Most of the outer half of Presqu'ile Bay remained open until very recently, and even after a couple of days of sub-zero temperatures (Fahrenheit) there are extensive patches of open water visible from the government dock. Along the fringes of that open water there are several Canada Geese (unusual in winter at Presqu'ile) and many swans. The majority of the latter are Mute Swans, but whenever it has been possible to check their identity there have also been up to a dozen Tundra Swans and, on January 14 and 15, a single Trumpeter Swan, initially identified by its call. The birds most affected by the partial freeze-up were the thousands of Redheads and Greater Scaup, most of which had headed out of the bay to points unknown by January 17. Neither species was spotted today. A male Canvasback was seen daily until January 16, and a male Lesser Scaup was at the calf pasture on January 14.
 
No hawks or owls were reported in the Park during the past week, though that may be partly attributed to the almost total absence of birders lately. It is almost certain that at least three species of owls are present, including the likelihood that the Snowy Owl on Gull Island has not moved on. Only a determined birder would venture out to that wind-swept location on days like the past few.
 
The Northern Flicker that has been spending the winter around 70-100 Bayshore Road was seen again on January 14. On January 15, two Common Ravens were performing their courtship flight over Jobes' woods, and a single bird was heard calling on two subsequent days this week.
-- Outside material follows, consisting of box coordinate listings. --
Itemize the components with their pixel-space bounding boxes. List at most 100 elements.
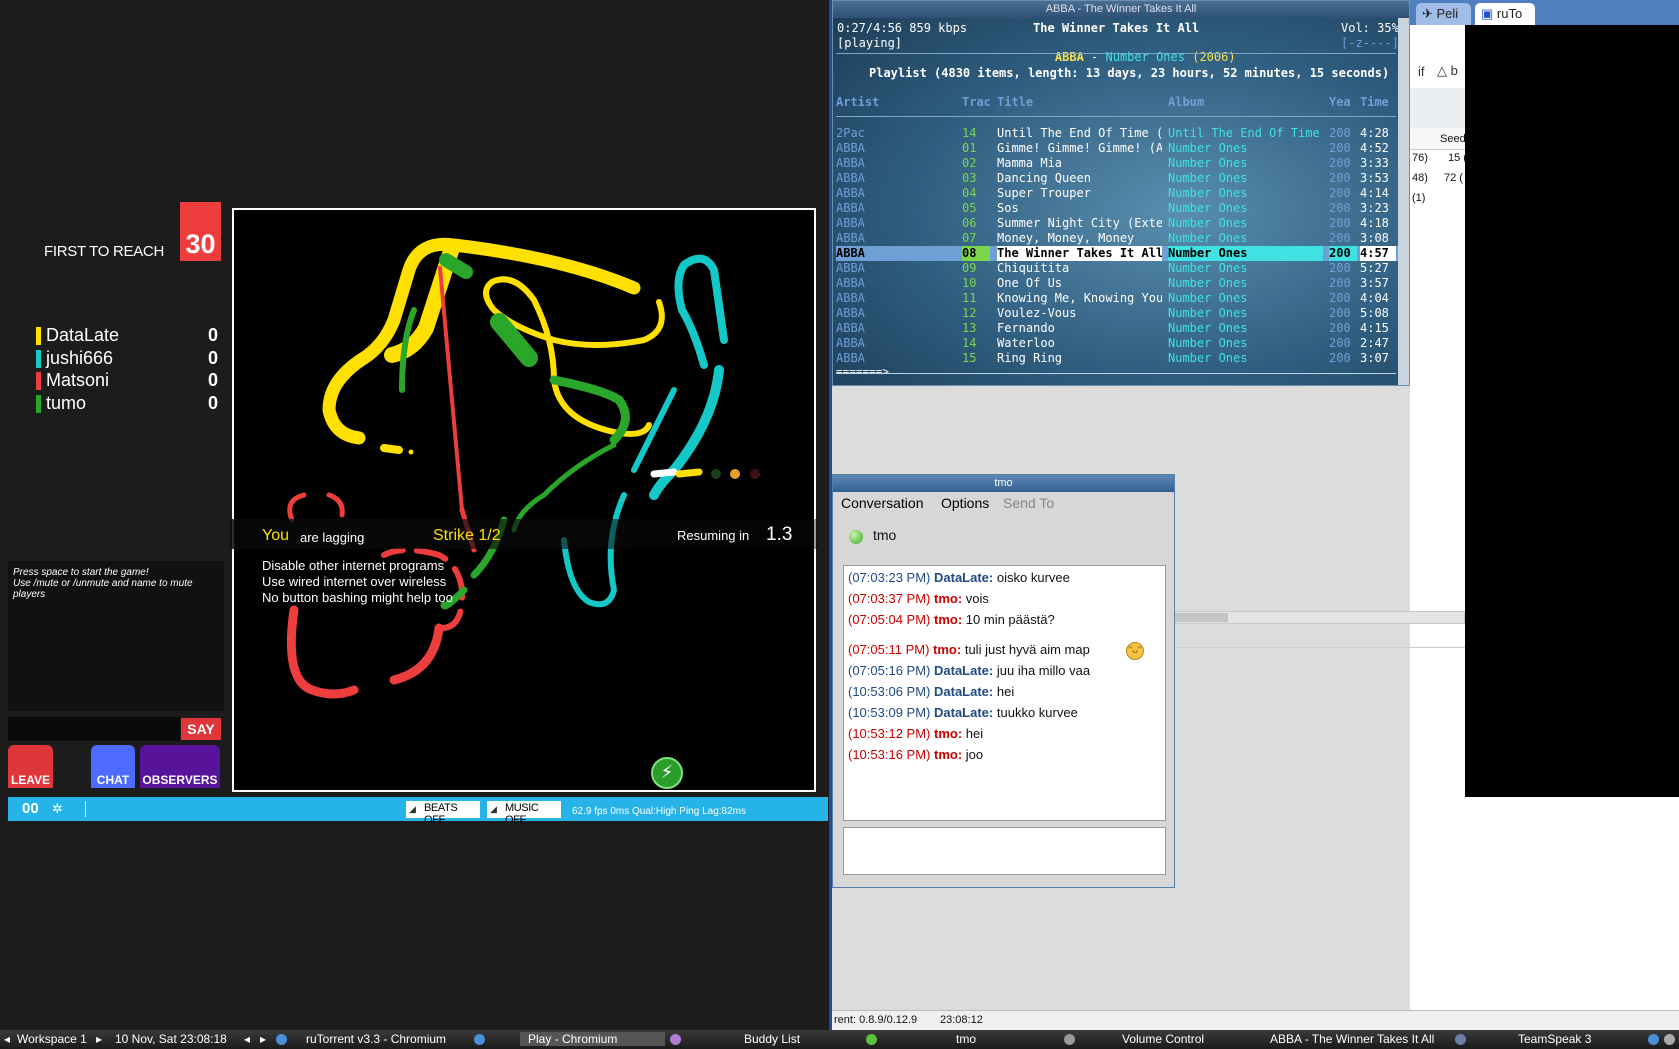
playlist-row[interactable]: ABBA 06 Summer Night City (Exte Number Ones… xyxy=(836,216,1398,231)
lag-tips: Disable other internet programs Use wire… xyxy=(262,558,453,606)
task-next-icon[interactable]: ▸ xyxy=(260,1032,266,1046)
task-rutorrent[interactable]: ruTorrent v3.3 - Chromium xyxy=(306,1032,446,1046)
row-artist: ABBA xyxy=(836,216,865,230)
workspace-prev-icon[interactable]: ◂ xyxy=(4,1032,10,1046)
tab-peli[interactable]: ✈ Peli xyxy=(1416,3,1471,25)
col-album[interactable]: Album xyxy=(1168,95,1323,110)
menu-conversation[interactable]: Conversation xyxy=(841,495,924,511)
col-title[interactable]: Title xyxy=(997,95,1162,110)
playback-position: 0:27/4:56 859 kbps xyxy=(837,21,968,35)
playlist-row[interactable]: ABBA 04 Super Trouper Number Ones 200 4:14 xyxy=(836,186,1398,201)
row-time: 3:07 xyxy=(1360,351,1389,365)
menu-send-to[interactable]: Send To xyxy=(1003,495,1054,511)
observers-button[interactable]: OBSERVERS xyxy=(140,745,220,788)
chat-message: (07:03:37 PM) tmo: vois xyxy=(848,591,989,606)
resuming-countdown: 1.3 xyxy=(766,524,793,545)
message-text: tuli just hyvä aim map xyxy=(964,642,1090,657)
task-teamspeak[interactable]: TeamSpeak 3 xyxy=(1518,1032,1591,1046)
player-scrollbar[interactable] xyxy=(1398,18,1409,385)
workspace-next-icon[interactable]: ▸ xyxy=(96,1032,102,1046)
pidgin-icon xyxy=(670,1034,681,1045)
row-time: 4:15 xyxy=(1360,321,1389,335)
col-track[interactable]: Trac xyxy=(962,95,990,110)
message-text: vois xyxy=(965,591,989,606)
message-timestamp: (07:03:37 PM) xyxy=(848,591,931,606)
row-time: 3:23 xyxy=(1360,201,1389,215)
player-score: 0 xyxy=(207,392,218,413)
playlist-row[interactable]: ABBA 05 Sos Number Ones 200 3:23 xyxy=(836,201,1398,216)
chat-menubar: Conversation Options Send To xyxy=(833,492,1174,514)
volume-icon xyxy=(1064,1034,1075,1045)
playlist-row[interactable]: ABBA 08 The Winner Takes It All Number Ones… xyxy=(836,246,1398,261)
playlist-row[interactable]: ABBA 07 Money, Money, Money Number Ones 200 3… xyxy=(836,231,1398,246)
task-volume-control[interactable]: Volume Control xyxy=(1122,1032,1204,1046)
task-prev-icon[interactable]: ◂ xyxy=(244,1032,250,1046)
message-sender: DataLate: xyxy=(934,705,994,720)
workspace-label[interactable]: Workspace 1 xyxy=(17,1032,87,1046)
rt-toolbar-button[interactable]: △ b xyxy=(1437,63,1458,79)
row-title: Mamma Mia xyxy=(997,156,1063,170)
rt-status-bar: rent: 0.8.9/0.12.9 23:08:12 xyxy=(832,1010,1679,1030)
playlist-row[interactable]: ABBA 12 Voulez-Vous Number Ones 200 5:08 xyxy=(836,306,1398,321)
task-buddy-list[interactable]: Buddy List xyxy=(744,1032,800,1046)
tab-rutorrent[interactable]: ▣ ruTo xyxy=(1475,3,1535,25)
tray-icon xyxy=(1664,1034,1675,1045)
row-track: 14 xyxy=(962,336,977,350)
col-year[interactable]: Yea xyxy=(1329,95,1357,110)
chromium-icon xyxy=(276,1034,287,1045)
say-button[interactable]: SAY xyxy=(181,718,221,740)
chromium-tabstrip: ✈ Peli ▣ ruTo xyxy=(1410,0,1679,25)
message-sender: tmo: xyxy=(934,591,963,606)
menu-options[interactable]: Options xyxy=(941,495,989,511)
row-artist: ABBA xyxy=(836,261,865,275)
header-separator xyxy=(836,53,1396,54)
playlist-row[interactable]: ABBA 02 Mamma Mia Number Ones 200 3:33 xyxy=(836,156,1398,171)
rt-cell: 48) xyxy=(1412,172,1428,184)
trail-canvas xyxy=(286,237,760,699)
chromium-icon xyxy=(474,1034,485,1045)
playlist-row[interactable]: ABBA 11 Knowing Me, Knowing You Number Ones… xyxy=(836,291,1398,306)
message-text: oisko kurvee xyxy=(996,570,1070,585)
task-tmo[interactable]: tmo xyxy=(956,1032,976,1046)
playlist-row[interactable]: 2Pac 14 Until The End Of Time (Until The E… xyxy=(836,126,1398,141)
task-play-chromium[interactable]: Play - Chromium xyxy=(520,1032,665,1046)
row-year: 200 xyxy=(1329,171,1351,185)
col-time[interactable]: Time xyxy=(1360,95,1396,110)
row-time: 3:08 xyxy=(1360,231,1389,245)
playlist-row[interactable]: ABBA 03 Dancing Queen Number Ones 200 3:53 xyxy=(836,171,1398,186)
leave-button[interactable]: LEAVE xyxy=(8,745,53,788)
beats-toggle[interactable]: ◢ BEATS OFF xyxy=(406,801,480,826)
row-artist: ABBA xyxy=(836,351,865,365)
gear-icon[interactable]: ✲ xyxy=(52,802,63,817)
say-input[interactable] xyxy=(8,717,180,741)
help-line: Press space to start the game! xyxy=(13,567,149,578)
progress-bar[interactable]: =======> xyxy=(836,365,889,378)
chat-message-input[interactable] xyxy=(843,827,1166,875)
game-board[interactable] xyxy=(232,208,816,792)
row-year: 200 xyxy=(1329,321,1351,335)
col-artist[interactable]: Artist xyxy=(836,95,956,110)
message-text: 10 min päästä? xyxy=(965,612,1055,627)
row-album: Number Ones xyxy=(1168,171,1248,185)
rt-scrollbar-thumb[interactable] xyxy=(1176,613,1228,622)
column-separator xyxy=(836,116,1396,117)
rt-col-seeds[interactable]: Seed xyxy=(1440,133,1466,145)
row-artist: ABBA xyxy=(836,141,865,155)
rt-toolbar-text: if xyxy=(1418,64,1425,79)
message-text: tuukko kurvee xyxy=(996,705,1078,720)
playlist-row[interactable]: ABBA 01 Gimme! Gimme! Gimme! (A Number Ones… xyxy=(836,141,1398,156)
playlist-row[interactable]: ABBA 14 Waterloo Number Ones 200 2:47 xyxy=(836,336,1398,351)
playlist-row[interactable]: ABBA 10 One Of Us Number Ones 200 3:57 xyxy=(836,276,1398,291)
music-toggle[interactable]: ◢ MUSIC OFF xyxy=(487,801,561,826)
playlist-row[interactable]: ABBA 09 Chiquitita Number Ones 200 5:27 xyxy=(836,261,1398,276)
row-year: 200 xyxy=(1329,291,1351,305)
row-track: 14 xyxy=(962,126,977,140)
playlist-row[interactable]: ABBA 13 Fernando Number Ones 200 4:15 xyxy=(836,321,1398,336)
playlist-row[interactable]: ABBA 15 Ring Ring Number Ones 200 3:07 xyxy=(836,351,1398,366)
chat-button[interactable]: CHAT xyxy=(91,745,135,788)
task-player[interactable]: ABBA - The Winner Takes It All xyxy=(1270,1032,1434,1046)
rt-scrollbar[interactable] xyxy=(1175,611,1465,624)
rutorrent-tab-icon: ▣ xyxy=(1481,6,1497,21)
row-title: Dancing Queen xyxy=(997,171,1091,185)
teamspeak-icon xyxy=(1455,1034,1466,1045)
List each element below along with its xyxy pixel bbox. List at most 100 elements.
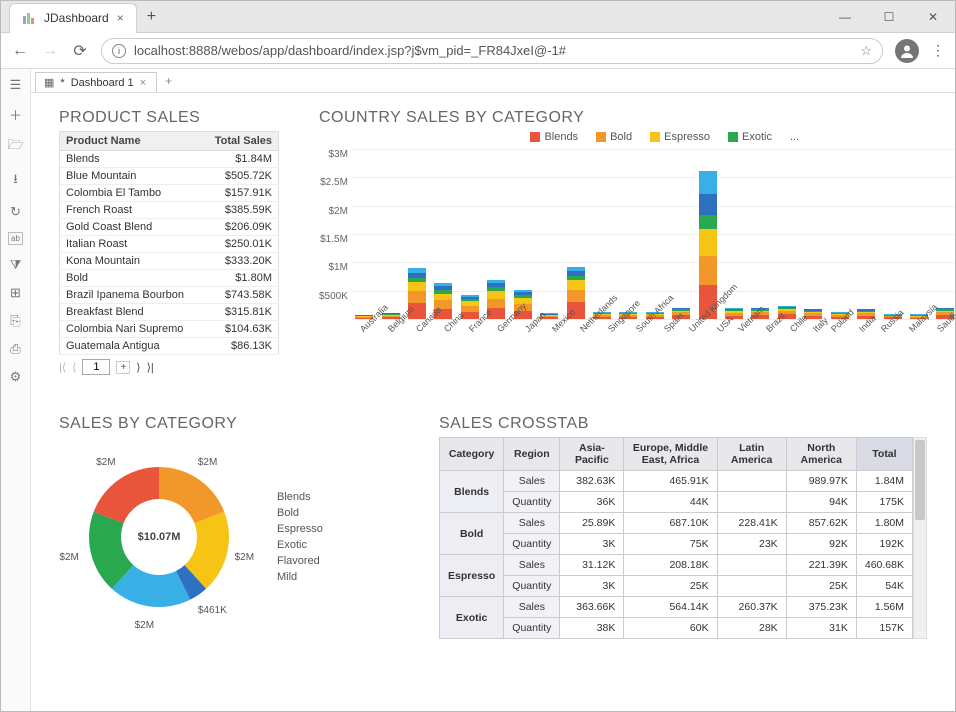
donut-chart[interactable]: $10.07M $2M$2M$461K$2M$2M$2M — [59, 437, 259, 637]
legend-item[interactable]: Blends — [271, 491, 323, 503]
table-row[interactable]: Breakfast Blend$315.81K — [60, 304, 279, 321]
dashboard-doc-icon: ▦ — [44, 76, 54, 89]
profile-avatar-icon[interactable] — [895, 39, 919, 63]
layout-icon[interactable]: ⊞ — [10, 285, 21, 301]
close-window-icon[interactable]: ✕ — [911, 2, 955, 32]
bar-chart[interactable] — [352, 149, 955, 319]
legend-more[interactable]: ... — [790, 131, 799, 143]
table-row[interactable]: Quantity3K75K23K92K192K — [440, 534, 913, 555]
product-sales-panel: PRODUCT SALES Product Name Total Sales B… — [59, 109, 279, 375]
menu-icon[interactable]: ⋮ — [931, 42, 945, 59]
print-icon[interactable]: ⎙ — [10, 341, 20, 357]
product-sales-table: Product Name Total Sales Blends$1.84MBlu… — [59, 131, 279, 355]
ct-header[interactable]: Latin America — [717, 438, 786, 471]
table-row[interactable]: Colombia El Tambo$157.91K — [60, 185, 279, 202]
legend-item[interactable]: Bold — [271, 507, 323, 519]
site-info-icon[interactable]: i — [112, 44, 126, 58]
product-sales-title: PRODUCT SALES — [59, 109, 279, 127]
ct-header[interactable]: North America — [786, 438, 856, 471]
table-row[interactable]: Kona Mountain$333.20K — [60, 253, 279, 270]
donut-slice-label: $2M — [96, 457, 115, 468]
table-row[interactable]: Bold$1.80M — [60, 270, 279, 287]
browser-tab[interactable]: JDashboard × — [9, 3, 137, 33]
download-icon[interactable]: ⭳ — [13, 170, 18, 192]
field-icon[interactable]: ab — [8, 232, 23, 245]
address-bar: ← → ⟳ i localhost:8888/webos/app/dashboa… — [1, 33, 955, 69]
left-toolbar: ☰ ＋ 🗁 ⭳ ↻ ab ⧩ ⊞ ⎘ ⎙ ⚙ — [1, 69, 31, 711]
ct-header[interactable]: Region — [504, 438, 560, 471]
legend-item[interactable]: Mild — [271, 571, 323, 583]
table-row[interactable]: EspressoSales31.12K208.18K221.39K460.68K — [440, 555, 913, 576]
export-icon[interactable]: ⎘ — [10, 313, 20, 329]
last-page-icon[interactable]: ⟩| — [147, 361, 154, 374]
col-total[interactable]: Total Sales — [202, 132, 278, 151]
table-row[interactable]: Blue Mountain$505.72K — [60, 168, 279, 185]
legend-item[interactable]: Blends — [530, 131, 578, 143]
y-axis: $3M$2.5M$2M$1.5M$1M$500K — [319, 149, 352, 319]
document-tabs: ▦ * Dashboard 1 × + — [31, 69, 955, 93]
tab-favicon-icon — [22, 11, 36, 25]
table-row[interactable]: Quantity38K60K28K31K157K — [440, 618, 913, 639]
maximize-icon[interactable]: ☐ — [867, 2, 911, 32]
legend-item[interactable]: Espresso — [650, 131, 710, 143]
forward-icon[interactable]: → — [41, 42, 59, 60]
crosstab-title: SALES CROSSTAB — [439, 415, 927, 433]
table-row[interactable]: Blends$1.84M — [60, 151, 279, 168]
add-doc-tab-button[interactable]: + — [165, 74, 172, 92]
plus-icon[interactable]: ＋ — [9, 105, 22, 124]
table-row[interactable]: BoldSales25.89K687.10K228.41K857.62K1.80… — [440, 513, 913, 534]
scrollbar[interactable] — [913, 437, 927, 639]
table-row[interactable]: Quantity36K44K94K175K — [440, 492, 913, 513]
legend-item[interactable]: Bold — [596, 131, 632, 143]
list-icon[interactable]: ☰ — [10, 77, 22, 93]
settings-icon[interactable]: ⚙ — [10, 369, 22, 385]
url-field[interactable]: i localhost:8888/webos/app/dashboard/ind… — [101, 38, 883, 64]
doc-tab-label: Dashboard 1 — [71, 77, 134, 89]
donut-slice-label: $2M — [235, 552, 254, 563]
first-page-icon[interactable]: |⟨ — [59, 361, 66, 374]
sales-by-category-panel: SALES BY CATEGORY $10.07M $2M$2M$461K$2M… — [59, 415, 399, 639]
prev-page-icon[interactable]: ⟨ — [72, 361, 76, 374]
doc-tab-prefix: * — [60, 77, 64, 89]
legend-item[interactable]: Exotic — [728, 131, 772, 143]
crosstab-table: Category Region Asia-Pacific Europe, Mid… — [439, 437, 913, 639]
table-row[interactable]: Gold Coast Blend$206.09K — [60, 219, 279, 236]
close-icon[interactable]: × — [117, 11, 124, 25]
donut-slice-label: $2M — [135, 620, 154, 631]
page-input[interactable] — [82, 359, 110, 375]
legend-item[interactable]: Exotic — [271, 539, 323, 551]
tab-title: JDashboard — [44, 11, 109, 25]
refresh-icon[interactable]: ↻ — [10, 204, 21, 220]
minimize-icon[interactable]: — — [823, 2, 867, 32]
ct-header[interactable]: Europe, Middle East, Africa — [624, 438, 717, 471]
back-icon[interactable]: ← — [11, 42, 29, 60]
table-row[interactable]: Italian Roast$250.01K — [60, 236, 279, 253]
table-row[interactable]: Quantity3K25K25K54K — [440, 576, 913, 597]
close-icon[interactable]: × — [140, 77, 146, 89]
legend-item[interactable]: Flavored — [271, 555, 323, 567]
table-row[interactable]: Guatemala Antigua$86.13K — [60, 338, 279, 355]
browser-titlebar: JDashboard × + — ☐ ✕ — [1, 1, 955, 33]
ct-header[interactable]: Category — [440, 438, 504, 471]
x-axis: AustraliaBelgiumCanadaChinaFranceGermany… — [352, 321, 955, 361]
table-row[interactable]: BlendsSales382.63K465.91K989.97K1.84M — [440, 471, 913, 492]
document-tab[interactable]: ▦ * Dashboard 1 × — [35, 72, 157, 92]
next-page-icon[interactable]: ⟩ — [136, 361, 140, 374]
new-tab-button[interactable]: + — [147, 8, 156, 26]
filter-icon[interactable]: ⧩ — [10, 257, 22, 273]
country-chart-legend: Blends Bold Espresso Exotic ... — [319, 131, 955, 143]
ct-header[interactable]: Asia-Pacific — [560, 438, 624, 471]
open-icon[interactable]: 🗁 — [7, 136, 23, 158]
country-chart-panel: COUNTRY SALES BY CATEGORY Blends Bold Es… — [319, 109, 955, 349]
ct-header[interactable]: Total — [856, 438, 912, 471]
table-row[interactable]: Brazil Ipanema Bourbon$743.58K — [60, 287, 279, 304]
donut-center-label: $10.07M — [138, 531, 181, 543]
bookmark-star-icon[interactable]: ☆ — [860, 43, 872, 59]
table-row[interactable]: French Roast$385.59K — [60, 202, 279, 219]
table-row[interactable]: ExoticSales363.66K564.14K260.37K375.23K1… — [440, 597, 913, 618]
reload-icon[interactable]: ⟳ — [71, 41, 89, 61]
add-page-button[interactable]: + — [116, 361, 130, 374]
table-row[interactable]: Colombia Nari Supremo$104.63K — [60, 321, 279, 338]
legend-item[interactable]: Espresso — [271, 523, 323, 535]
col-name[interactable]: Product Name — [60, 132, 203, 151]
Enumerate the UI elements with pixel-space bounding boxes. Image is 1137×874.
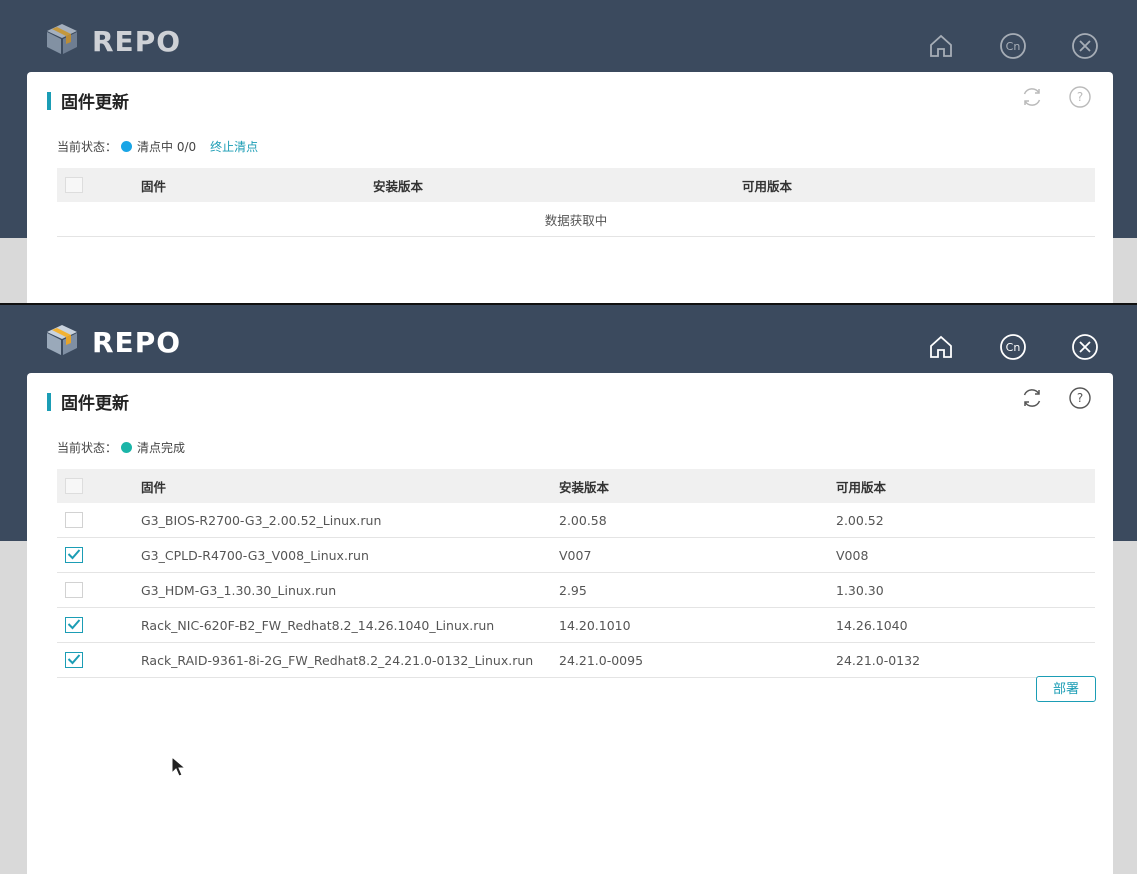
status-text: 清点完成 <box>137 441 186 455</box>
home-icon[interactable] <box>921 327 961 367</box>
status-dot <box>121 141 133 152</box>
status-label: 当前状态： <box>57 441 118 455</box>
title-accent-bar <box>47 91 51 110</box>
screenshot-complete: REPO Cn 固件更新 ? 当前状态： 清点完成 固件 安装版本 可用版本 G… <box>0 305 1137 874</box>
header-actions: Cn <box>921 327 1105 367</box>
mouse-cursor-icon <box>170 755 188 782</box>
firmware-update-panel: 固件更新 ? 当前状态： 清点中 0/0 终止清点 固件 安装版本 可用版本 数… <box>27 72 1113 303</box>
loading-row: 数据获取中 <box>57 202 1095 237</box>
table-row[interactable]: G3_BIOS-R2700-G3_2.00.52_Linux.run 2.00.… <box>57 503 1095 538</box>
installed-version: 14.20.1010 <box>558 607 835 643</box>
available-version: 1.30.30 <box>835 572 1095 608</box>
select-all-checkbox[interactable] <box>65 177 83 194</box>
col-installed: 安装版本 <box>372 168 741 202</box>
panel-actions: ? <box>1019 84 1093 110</box>
svg-text:?: ? <box>1077 391 1083 405</box>
status-line: 当前状态： 清点完成 <box>57 439 185 456</box>
firmware-table: 固件 安装版本 可用版本 G3_BIOS-R2700-G3_2.00.52_Li… <box>57 469 1095 678</box>
firmware-name: G3_HDM-G3_1.30.30_Linux.run <box>140 572 558 608</box>
col-installed: 安装版本 <box>558 469 835 503</box>
table-row[interactable]: G3_CPLD-R4700-G3_V008_Linux.run V007 V00… <box>57 537 1095 573</box>
installed-version: V007 <box>558 537 835 573</box>
installed-version: 2.00.58 <box>558 503 835 538</box>
table-row[interactable]: G3_HDM-G3_1.30.30_Linux.run 2.95 1.30.30 <box>57 572 1095 608</box>
check-icon <box>67 619 81 630</box>
col-available: 可用版本 <box>835 469 1095 503</box>
check-icon <box>67 549 81 560</box>
panel-actions: ? <box>1019 385 1093 411</box>
row-checkbox[interactable] <box>65 652 83 669</box>
col-firmware: 固件 <box>140 168 372 202</box>
screenshot-scanning: REPO Cn 固件更新 ? 当前状态： 清点中 0/0 终止清点 固件 安装版… <box>0 0 1137 305</box>
brand: REPO <box>44 323 181 361</box>
firmware-update-panel: 固件更新 ? 当前状态： 清点完成 固件 安装版本 可用版本 G3_BIOS-R… <box>27 373 1113 874</box>
panel-title-text: 固件更新 <box>61 394 129 414</box>
close-icon[interactable] <box>1065 327 1105 367</box>
firmware-name: Rack_NIC-620F-B2_FW_Redhat8.2_14.26.1040… <box>140 607 558 643</box>
loading-text: 数据获取中 <box>57 202 1095 237</box>
brand-name: REPO <box>92 325 182 359</box>
select-all-checkbox[interactable] <box>65 478 83 495</box>
installed-version: 2.95 <box>558 572 835 608</box>
col-available: 可用版本 <box>741 168 1095 202</box>
available-version: 24.21.0-0132 <box>835 642 1095 678</box>
header-actions: Cn <box>921 26 1105 66</box>
panel-title: 固件更新 <box>47 88 129 113</box>
refresh-icon[interactable] <box>1019 84 1045 110</box>
firmware-name: Rack_RAID-9361-8i-2G_FW_Redhat8.2_24.21.… <box>140 642 558 678</box>
home-icon[interactable] <box>921 26 961 66</box>
deploy-button[interactable]: 部署 <box>1036 676 1096 702</box>
repo-logo-icon <box>44 22 80 60</box>
svg-text:Cn: Cn <box>1006 40 1021 53</box>
available-version: 14.26.1040 <box>835 607 1095 643</box>
refresh-icon[interactable] <box>1019 385 1045 411</box>
installed-version: 24.21.0-0095 <box>558 642 835 678</box>
row-checkbox[interactable] <box>65 547 83 564</box>
brand: REPO <box>44 22 181 60</box>
table-header-row: 固件 安装版本 可用版本 <box>57 168 1095 202</box>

Although this northern species is not known to nest in the Park, these observations have renewed the speculation that was heard last year that perhaps they have in fact included Presqu'ile among the places in which they are becoming re-established. Further evidence is required.
 
Even on the coldest mornings, a few Black-capped Chickadees have begun to whistle their spring song lately. Perhaps the next songster will be the Tufted Titmouse that has become a regular patron of the feeders at 186 (and probably 191) Bayshore Road. A Brown Creeper was seen twice and photographed at that location this week. A Golden-crowned Kinglet was found in Jobes' woods earlier in the week, and American Robins are also over-wintering in their normal numbers. Two different flocks of Cedar Waxwings were found on one of the coldest mornings of the week. A flock of Common Redpolls stopped briefly one morning at the feeders at 186 Bayshore Road.
 
To reach Presqu'ile Provincial Park, follow the signs from Brighton. Locations within the Park are shown on a map at the back of a tabloid that is available at the Park gate. Although the channel separating Gull Island from Owen Point appears to be frozen over, the thickness of the ice is probably unreliable because of the underlying currents.